Leo N. Tolstoi: Pädagogische Schriften. Übersetzungen von Otto Buek. Gesamtausgabe. (= Tolstoi-Friedensbibliothek B016). Norderstedt: BoD 2023. Verlags-Leseprobe (ISBN-13: 9783758311741; 412 Seiten; 16,99 €).

Was sollen wir denn tun? (1882-1886)

Wenige Jahre nach Überwindung einer Lebenskrise und seiner Hinwendung zu „Christi Lehre“ erhält Leo N. Tolstoi als Mitarbeiter der Moskauer Volkszählung Anfang 1882 erschütternde Einblicke in die elende Lage der Besitzlosen. Der begüterte Graf verliert die Illusion, eine karitative Hilfe von oben könne das Geschick der Armen wenden.
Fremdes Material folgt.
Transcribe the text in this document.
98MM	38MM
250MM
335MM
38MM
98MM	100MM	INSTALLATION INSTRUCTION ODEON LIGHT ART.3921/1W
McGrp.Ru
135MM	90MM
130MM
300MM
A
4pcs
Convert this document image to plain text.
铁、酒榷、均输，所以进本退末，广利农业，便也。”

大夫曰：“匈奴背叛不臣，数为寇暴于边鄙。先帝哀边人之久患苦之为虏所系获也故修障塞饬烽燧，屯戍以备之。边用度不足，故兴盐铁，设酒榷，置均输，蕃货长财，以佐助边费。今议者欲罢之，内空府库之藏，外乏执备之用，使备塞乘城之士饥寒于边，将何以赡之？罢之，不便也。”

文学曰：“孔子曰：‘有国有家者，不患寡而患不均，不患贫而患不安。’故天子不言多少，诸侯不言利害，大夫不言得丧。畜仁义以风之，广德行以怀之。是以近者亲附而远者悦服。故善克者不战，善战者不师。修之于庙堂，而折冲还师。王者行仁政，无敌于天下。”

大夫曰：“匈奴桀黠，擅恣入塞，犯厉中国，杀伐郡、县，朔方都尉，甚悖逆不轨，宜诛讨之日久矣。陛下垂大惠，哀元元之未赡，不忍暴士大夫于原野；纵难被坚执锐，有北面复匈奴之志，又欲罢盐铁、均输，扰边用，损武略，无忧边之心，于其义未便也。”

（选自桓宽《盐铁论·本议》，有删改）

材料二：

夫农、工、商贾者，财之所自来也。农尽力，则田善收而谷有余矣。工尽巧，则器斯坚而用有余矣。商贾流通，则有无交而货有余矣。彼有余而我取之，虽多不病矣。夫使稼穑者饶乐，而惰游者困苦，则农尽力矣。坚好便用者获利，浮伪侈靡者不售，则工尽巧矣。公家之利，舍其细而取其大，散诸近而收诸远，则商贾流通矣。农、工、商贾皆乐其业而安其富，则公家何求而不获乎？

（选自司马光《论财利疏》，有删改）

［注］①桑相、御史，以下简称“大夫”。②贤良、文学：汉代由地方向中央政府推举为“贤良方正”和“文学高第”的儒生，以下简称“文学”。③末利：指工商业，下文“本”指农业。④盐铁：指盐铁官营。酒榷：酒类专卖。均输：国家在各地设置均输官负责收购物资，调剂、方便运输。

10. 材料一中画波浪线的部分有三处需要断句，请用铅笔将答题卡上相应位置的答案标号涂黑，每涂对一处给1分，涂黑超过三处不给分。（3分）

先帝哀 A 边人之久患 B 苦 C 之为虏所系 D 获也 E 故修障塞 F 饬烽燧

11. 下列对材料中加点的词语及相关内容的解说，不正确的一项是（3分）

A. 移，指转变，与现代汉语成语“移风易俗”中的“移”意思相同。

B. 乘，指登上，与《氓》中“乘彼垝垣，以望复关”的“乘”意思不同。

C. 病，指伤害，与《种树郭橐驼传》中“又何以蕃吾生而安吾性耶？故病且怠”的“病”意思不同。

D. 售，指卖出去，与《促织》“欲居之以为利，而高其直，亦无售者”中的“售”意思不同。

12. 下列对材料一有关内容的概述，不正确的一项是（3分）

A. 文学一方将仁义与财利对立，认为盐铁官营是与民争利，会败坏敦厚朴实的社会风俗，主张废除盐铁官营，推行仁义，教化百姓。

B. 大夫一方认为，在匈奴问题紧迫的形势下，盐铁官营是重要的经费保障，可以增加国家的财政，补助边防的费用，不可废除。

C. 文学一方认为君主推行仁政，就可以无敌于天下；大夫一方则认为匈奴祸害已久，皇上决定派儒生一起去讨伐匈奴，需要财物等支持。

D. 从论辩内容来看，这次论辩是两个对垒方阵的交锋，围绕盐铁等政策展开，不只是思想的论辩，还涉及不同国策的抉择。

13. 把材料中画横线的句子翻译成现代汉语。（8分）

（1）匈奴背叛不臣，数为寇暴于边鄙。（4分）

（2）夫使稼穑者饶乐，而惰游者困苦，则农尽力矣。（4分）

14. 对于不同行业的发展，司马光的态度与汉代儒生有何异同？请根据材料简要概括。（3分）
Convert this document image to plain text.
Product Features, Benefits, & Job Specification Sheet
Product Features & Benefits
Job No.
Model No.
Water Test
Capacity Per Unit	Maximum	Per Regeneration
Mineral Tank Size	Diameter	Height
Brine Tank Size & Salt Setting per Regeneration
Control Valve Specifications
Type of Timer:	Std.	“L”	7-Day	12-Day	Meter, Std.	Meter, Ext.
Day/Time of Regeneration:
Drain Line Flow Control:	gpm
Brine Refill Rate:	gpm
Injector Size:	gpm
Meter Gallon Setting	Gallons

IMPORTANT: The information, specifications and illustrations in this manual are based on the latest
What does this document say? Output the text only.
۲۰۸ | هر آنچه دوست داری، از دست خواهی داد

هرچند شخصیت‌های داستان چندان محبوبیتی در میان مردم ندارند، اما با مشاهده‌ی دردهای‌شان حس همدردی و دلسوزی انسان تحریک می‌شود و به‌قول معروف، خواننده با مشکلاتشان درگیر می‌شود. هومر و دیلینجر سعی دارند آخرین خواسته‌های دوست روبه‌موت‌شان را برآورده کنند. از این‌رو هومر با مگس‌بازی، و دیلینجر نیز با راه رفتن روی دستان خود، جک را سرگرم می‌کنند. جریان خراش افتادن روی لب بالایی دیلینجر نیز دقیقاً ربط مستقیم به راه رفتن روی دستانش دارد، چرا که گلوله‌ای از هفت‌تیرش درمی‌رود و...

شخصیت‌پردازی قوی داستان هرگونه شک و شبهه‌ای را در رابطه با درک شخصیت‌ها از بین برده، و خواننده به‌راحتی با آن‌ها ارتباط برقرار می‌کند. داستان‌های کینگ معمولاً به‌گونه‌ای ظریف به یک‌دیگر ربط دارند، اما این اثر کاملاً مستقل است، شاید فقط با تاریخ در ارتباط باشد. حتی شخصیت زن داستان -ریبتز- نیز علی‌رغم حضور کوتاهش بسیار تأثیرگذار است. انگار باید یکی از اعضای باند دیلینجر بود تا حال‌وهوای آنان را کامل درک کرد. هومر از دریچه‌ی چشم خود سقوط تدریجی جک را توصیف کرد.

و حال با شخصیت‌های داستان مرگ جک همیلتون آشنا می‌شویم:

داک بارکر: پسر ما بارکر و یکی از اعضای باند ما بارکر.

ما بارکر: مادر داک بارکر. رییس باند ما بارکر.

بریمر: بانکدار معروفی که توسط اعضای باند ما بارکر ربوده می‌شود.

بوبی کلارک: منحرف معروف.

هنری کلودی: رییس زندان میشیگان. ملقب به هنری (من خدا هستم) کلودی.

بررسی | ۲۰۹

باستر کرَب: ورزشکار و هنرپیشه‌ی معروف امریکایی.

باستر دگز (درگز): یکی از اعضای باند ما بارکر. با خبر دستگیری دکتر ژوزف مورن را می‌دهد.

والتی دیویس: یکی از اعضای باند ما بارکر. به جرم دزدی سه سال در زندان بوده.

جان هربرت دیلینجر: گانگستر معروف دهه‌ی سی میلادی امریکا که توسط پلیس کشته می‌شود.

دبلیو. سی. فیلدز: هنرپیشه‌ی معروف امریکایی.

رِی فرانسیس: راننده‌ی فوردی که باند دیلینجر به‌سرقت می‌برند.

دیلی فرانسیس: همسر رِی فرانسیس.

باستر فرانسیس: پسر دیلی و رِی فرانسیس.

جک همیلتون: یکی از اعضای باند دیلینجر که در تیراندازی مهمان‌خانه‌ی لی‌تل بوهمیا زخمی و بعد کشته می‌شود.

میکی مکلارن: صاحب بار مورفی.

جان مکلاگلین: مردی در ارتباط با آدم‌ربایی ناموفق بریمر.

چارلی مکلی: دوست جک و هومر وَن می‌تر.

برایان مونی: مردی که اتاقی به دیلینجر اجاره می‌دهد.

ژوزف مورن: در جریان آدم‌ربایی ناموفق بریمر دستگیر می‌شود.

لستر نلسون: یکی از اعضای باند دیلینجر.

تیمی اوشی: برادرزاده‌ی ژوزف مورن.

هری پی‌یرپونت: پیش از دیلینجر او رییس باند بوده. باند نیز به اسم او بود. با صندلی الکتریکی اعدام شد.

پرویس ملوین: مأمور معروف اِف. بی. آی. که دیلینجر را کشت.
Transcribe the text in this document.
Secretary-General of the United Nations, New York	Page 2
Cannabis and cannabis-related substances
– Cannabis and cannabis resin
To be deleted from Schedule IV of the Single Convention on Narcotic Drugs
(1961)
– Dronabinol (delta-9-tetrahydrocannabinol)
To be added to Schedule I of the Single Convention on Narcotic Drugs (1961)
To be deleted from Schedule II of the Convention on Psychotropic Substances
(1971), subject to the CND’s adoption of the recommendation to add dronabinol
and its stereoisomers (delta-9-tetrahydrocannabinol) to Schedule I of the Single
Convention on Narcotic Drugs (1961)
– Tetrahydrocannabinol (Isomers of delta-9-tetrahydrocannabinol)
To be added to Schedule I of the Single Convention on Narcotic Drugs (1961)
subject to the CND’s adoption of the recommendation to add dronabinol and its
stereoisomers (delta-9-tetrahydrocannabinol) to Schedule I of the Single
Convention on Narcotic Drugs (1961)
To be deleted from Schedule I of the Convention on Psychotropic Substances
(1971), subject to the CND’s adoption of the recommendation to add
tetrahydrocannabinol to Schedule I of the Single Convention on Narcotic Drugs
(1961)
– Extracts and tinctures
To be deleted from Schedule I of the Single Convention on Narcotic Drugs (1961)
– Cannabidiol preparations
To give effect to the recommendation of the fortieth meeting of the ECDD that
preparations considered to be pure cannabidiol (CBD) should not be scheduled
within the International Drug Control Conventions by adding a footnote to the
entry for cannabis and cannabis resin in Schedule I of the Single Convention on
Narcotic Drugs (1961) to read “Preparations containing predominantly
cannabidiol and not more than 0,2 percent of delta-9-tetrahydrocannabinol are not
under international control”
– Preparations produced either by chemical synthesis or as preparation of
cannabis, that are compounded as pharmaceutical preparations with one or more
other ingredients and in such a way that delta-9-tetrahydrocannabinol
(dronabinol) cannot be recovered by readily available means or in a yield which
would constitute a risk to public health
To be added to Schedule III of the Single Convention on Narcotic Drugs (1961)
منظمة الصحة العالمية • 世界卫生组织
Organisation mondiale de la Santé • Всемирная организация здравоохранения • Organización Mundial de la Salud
In seiner Schrift „Was sollen wir denn tun?“ (geschrieben 1882-1886) beleuchtet er im Rahmen eines umfangreichen „Sozialprotokolls“ schonungslos den Widerspruch des eigenen Lebens:

„Ich gehöre der Klasse von Menschen an, welche durch allerlei Kunststücke dem arbeitenden Volk das Notwendigste raubt, und die sich durch solche Kunststücke den nie ausgehenden verzauberten Rubel verschafft haben, der diese Unglücklichen dann wieder verführt. Ich will den Menschen helfen, und daher ist es zu allererst klar, dass ich zunächst einmal die Menschen nicht plündern, sie dann aber auch nicht verführen darf. Statt dessen habe ich mir durch die kompliziertesten, listigsten, bösartigsten, durch Jahrhunderte bewährten Kunstgriffe die Lage des Besitzers des nie ausgehenden Rubels geschaffen, das ist die Lage, bei der ich, ohne dass ich selbst je etwas zu arbeiten brauche, Hunderte, ja Tausende von Menschen zur Arbeit in meinem Dienste zwingen kann, was ich auch tue; und ich bilde mir ein, dass ich die Menschen bemitleide, dass ich ihnen helfen will. Ich sitze einem Menschen auf dem Nacken, habe ihn erdrückt und verlange von ihm, er solle mich tragen. Dabei suche ich alle Menschen und mich selbst davon zu überzeugen, dass ich den Menschen sehr bemitleide, während ich nicht daran denke, abzusteigen; ich behaupte, seine Lage durch alle nur möglichen Mittel erleichtern zu wollen, nur nicht durch das eine, dass ich von seinem Nacken heruntersteige.“

Leo N. Tolstoi: Was sollen wir denn tun? Übersetzt von Carl Ritter, mit einer Einführung von Raphael Löwenfeld. (= Tolstoi-Friedensbibliothek A007). Norderstedt: BoD 2023. Verlags-Leseprobe (ISBN-13: 9783757821432; 340 Seiten; 14,99 €).

Bei den Armen

Tolstois sozialkritische Schriften fanden bald auf dem ganzen Globus den Weg zu einer wachsenden Leserschaft. Das Los der Elenden und ein Leiden am Widerspruch des eigenen Lebens setzten ihn förmlich bis zum letzten Atemzug in Bewegung. Ein Themenband der Tolstoi-Friedensbibliothek mit dem Titel „Bei den Armen“ erschließt noch einmal Schlüsseltexte über die Lebenswirklichkeit der Beherrschten aus den oben genannten Werken, sowie darüber hinausgehend: Zeugnisse zur Organisation von Nahrungsmittelhilfe und Selbsthilfe 1891-1893 (Die Hungersnot in Russland, Bei den Hungernden, Forderungen der Liebe); den Aufsatz „Muss es denn so sein?“ (1900) über ein verdrehtes Christentum im Dienste der Herrschenden als Hauptstütze ungerechter Verhältnisse; Texte aus den Überlieferungen aller Kulturen und Religionen wider die freche Anmaßung der Reichen (Lesezyklus für alle Tage, 1904-1906); drei Sozialprotokolle des Jahres 1909 („Der Fremde und der Bauer“, „Lieder im Dorf“, „Drei Tage auf dem Lande“). – Die Sammlung schließt mit einem Essay von Rosa Luxemburg über den russischen Aristokraten.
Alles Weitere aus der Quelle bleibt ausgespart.